Ask your health-care provider for information about breast-feeding early in your pregnancy, Bonuck advised women. Don't wait until you're six months or more along, she said. Too many other activities -- baby showers, getting the nursery ready, thinking about names -- take your attention during those final months of pregnancy.

* Take a breast-feeding class.

breastfeedAsk your doctor if your hospital has one. Or see a lactation consultant -- you can ask your doctor or the La Leche League for a referral. You should make these preparations before you'll be ready to breast-feed, Lebbing and Bonuck advised.

Just a few sessions with a lactation consultant can pay off, Bonuck said. "You will understand the normal physiology of how the milk is produced," she said. The consultant, working with a doll, can help women practice the best positions to breast-feed and get comfortable with the concept.

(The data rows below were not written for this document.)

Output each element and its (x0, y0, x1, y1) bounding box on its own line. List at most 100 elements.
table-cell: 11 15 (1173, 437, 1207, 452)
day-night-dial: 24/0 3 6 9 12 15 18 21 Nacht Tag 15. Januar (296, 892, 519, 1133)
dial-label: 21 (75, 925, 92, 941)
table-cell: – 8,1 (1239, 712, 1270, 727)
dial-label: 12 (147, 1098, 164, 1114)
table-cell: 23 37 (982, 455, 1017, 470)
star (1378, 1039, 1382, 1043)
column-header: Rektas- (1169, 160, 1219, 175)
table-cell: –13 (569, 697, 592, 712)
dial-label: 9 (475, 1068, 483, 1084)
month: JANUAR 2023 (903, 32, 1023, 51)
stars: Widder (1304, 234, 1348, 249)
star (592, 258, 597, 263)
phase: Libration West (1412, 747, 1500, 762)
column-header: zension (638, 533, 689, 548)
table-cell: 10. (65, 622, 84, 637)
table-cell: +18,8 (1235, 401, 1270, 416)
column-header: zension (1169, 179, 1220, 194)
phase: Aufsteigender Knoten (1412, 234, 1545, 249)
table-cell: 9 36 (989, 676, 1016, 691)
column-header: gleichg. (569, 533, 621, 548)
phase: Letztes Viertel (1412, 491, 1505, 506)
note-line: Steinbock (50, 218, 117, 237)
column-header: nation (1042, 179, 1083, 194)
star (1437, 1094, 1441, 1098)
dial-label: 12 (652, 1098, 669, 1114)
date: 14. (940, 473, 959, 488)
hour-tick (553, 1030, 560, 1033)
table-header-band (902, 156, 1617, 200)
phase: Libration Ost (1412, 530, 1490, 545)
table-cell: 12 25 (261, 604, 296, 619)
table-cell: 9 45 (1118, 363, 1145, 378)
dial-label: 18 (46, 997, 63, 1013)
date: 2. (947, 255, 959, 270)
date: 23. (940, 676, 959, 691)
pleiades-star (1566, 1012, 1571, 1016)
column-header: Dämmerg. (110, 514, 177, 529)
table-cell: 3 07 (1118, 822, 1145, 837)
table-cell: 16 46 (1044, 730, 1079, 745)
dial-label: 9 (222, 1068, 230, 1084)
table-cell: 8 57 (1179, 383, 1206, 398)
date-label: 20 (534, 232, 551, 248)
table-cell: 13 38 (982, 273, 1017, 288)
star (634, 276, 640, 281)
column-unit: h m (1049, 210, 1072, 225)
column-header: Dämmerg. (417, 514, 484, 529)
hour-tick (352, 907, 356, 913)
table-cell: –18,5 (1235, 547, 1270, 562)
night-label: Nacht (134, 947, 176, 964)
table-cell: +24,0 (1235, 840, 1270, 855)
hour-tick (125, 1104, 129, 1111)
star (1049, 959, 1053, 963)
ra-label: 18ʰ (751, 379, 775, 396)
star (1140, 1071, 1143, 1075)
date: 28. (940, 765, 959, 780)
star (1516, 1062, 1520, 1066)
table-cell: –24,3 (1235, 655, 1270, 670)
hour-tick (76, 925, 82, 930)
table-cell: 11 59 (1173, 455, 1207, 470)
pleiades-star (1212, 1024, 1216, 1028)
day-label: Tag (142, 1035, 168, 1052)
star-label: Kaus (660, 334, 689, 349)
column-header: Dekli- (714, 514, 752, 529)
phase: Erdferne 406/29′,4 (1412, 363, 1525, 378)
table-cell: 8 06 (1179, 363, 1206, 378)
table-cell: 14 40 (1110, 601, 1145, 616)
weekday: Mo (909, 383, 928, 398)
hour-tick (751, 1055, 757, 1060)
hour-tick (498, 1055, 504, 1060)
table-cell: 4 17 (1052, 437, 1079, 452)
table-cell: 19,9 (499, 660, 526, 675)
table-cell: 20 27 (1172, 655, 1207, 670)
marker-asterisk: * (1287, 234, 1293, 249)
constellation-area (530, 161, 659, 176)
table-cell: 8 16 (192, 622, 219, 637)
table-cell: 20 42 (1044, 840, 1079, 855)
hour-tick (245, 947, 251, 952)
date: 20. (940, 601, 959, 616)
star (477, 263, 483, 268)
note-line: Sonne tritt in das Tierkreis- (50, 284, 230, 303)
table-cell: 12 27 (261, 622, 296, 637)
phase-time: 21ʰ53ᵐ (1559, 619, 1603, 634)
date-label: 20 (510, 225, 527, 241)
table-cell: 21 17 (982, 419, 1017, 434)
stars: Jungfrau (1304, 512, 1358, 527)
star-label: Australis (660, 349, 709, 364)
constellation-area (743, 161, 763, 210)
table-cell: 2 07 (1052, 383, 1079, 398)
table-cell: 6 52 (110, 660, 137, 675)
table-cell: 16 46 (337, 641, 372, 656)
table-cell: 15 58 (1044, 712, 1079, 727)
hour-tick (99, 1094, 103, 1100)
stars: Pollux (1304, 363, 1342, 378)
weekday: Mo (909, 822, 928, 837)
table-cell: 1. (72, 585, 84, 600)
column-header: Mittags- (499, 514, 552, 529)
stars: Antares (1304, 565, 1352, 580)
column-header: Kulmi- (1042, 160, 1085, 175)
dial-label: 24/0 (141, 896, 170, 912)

* Be sure the hospital personnel know you want to breast-feed.

"Make your wishes known," Bonuck said. "Some [hospitals] have cards that say, 'Breast-feed only.' " That reduces the risk of confusion and your baby mistakenly getting a bottle of formula, Bonuck said. She also advises mothers-to-be to tell the hospital staff about other preferences, such as no pacifiers.

* Breast-feed as soon as your baby is born.

Breast-feeding immediately after birth -- even before the baby is cleaned up -- is preferable, Bonuck said. "Bring an advocate with you," she suggested. This person will help to make sure your wishes are carried out.

* Keep the baby with you as much as possible while in the hospital.

"Make your wishes known," Bonuck advised. She prefers keeping the baby in the mother's room, not in the nursery, because it gives mother and baby a chance to practice breast-feeding. "It's not a spa," she said of the hospital stay.

* Get help once you return home.

Enlist the support of family members or friends once you are back home, Lebbing advised. "You need someone to cook and help around the house, especially in the first month," she said. If you have other children, get some child-care help. Relieving some of the stress of a newborn can help new moms focus on the important task of breast-feeding, Bonuck and Lebbing said.